Après cette découverte capitale en physique nucléaire, les savants ont mis au point les réactions en chaine. La bombe atomique est mise au point. Lise Meitner est contactée pour travailler à Los Alamos, elle refuse car elle ne veut pas participer à l’obtention de la bombe. Après Hiroshima, elle se dira désolée de l’invention de la bombe.
En Suède, elle travaille à la mise au point du premier réacteur nucléaire et en 1947, elle obtient un poste créé spécialement pour elle à l’université de Stockholm avec le salaire de professeur. Elle devient citoyenne suédoise en 1949. Elle part s’installer en Angleterre en 1960, à Cambridge où son neveu est professeur.
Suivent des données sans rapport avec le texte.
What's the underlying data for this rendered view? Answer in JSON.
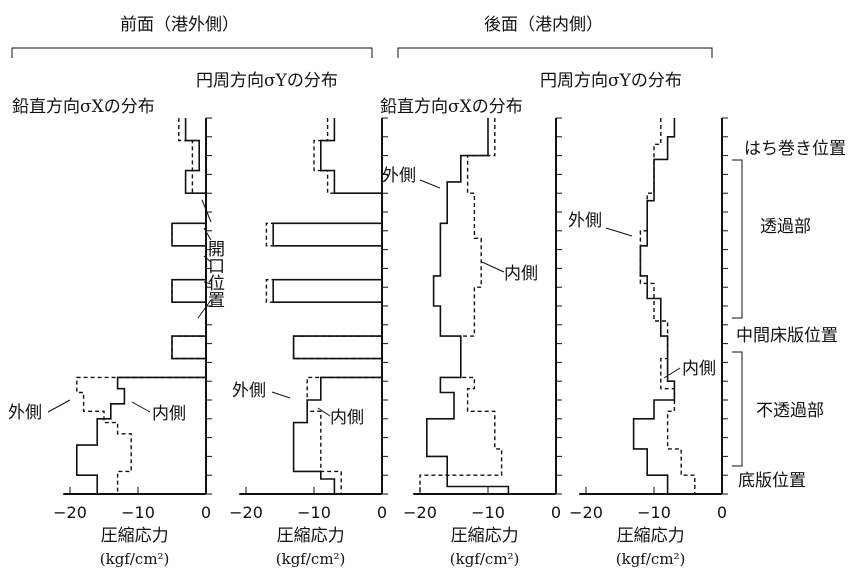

L’Académie autrichienne des sciences l’accueille comme membre correspondant en 1948 et l’Association autrichienne du commerce lui décerne sa médaille Wilhelm Exner (1840-1931) enfin en 1966, elle reçoit avec Otto Hahn et Fritz Strassmann le prix Enrico Fermi décerné par le gouvernement américain et qui récompense des scientifiques dont les travaux traitent de l’énergie.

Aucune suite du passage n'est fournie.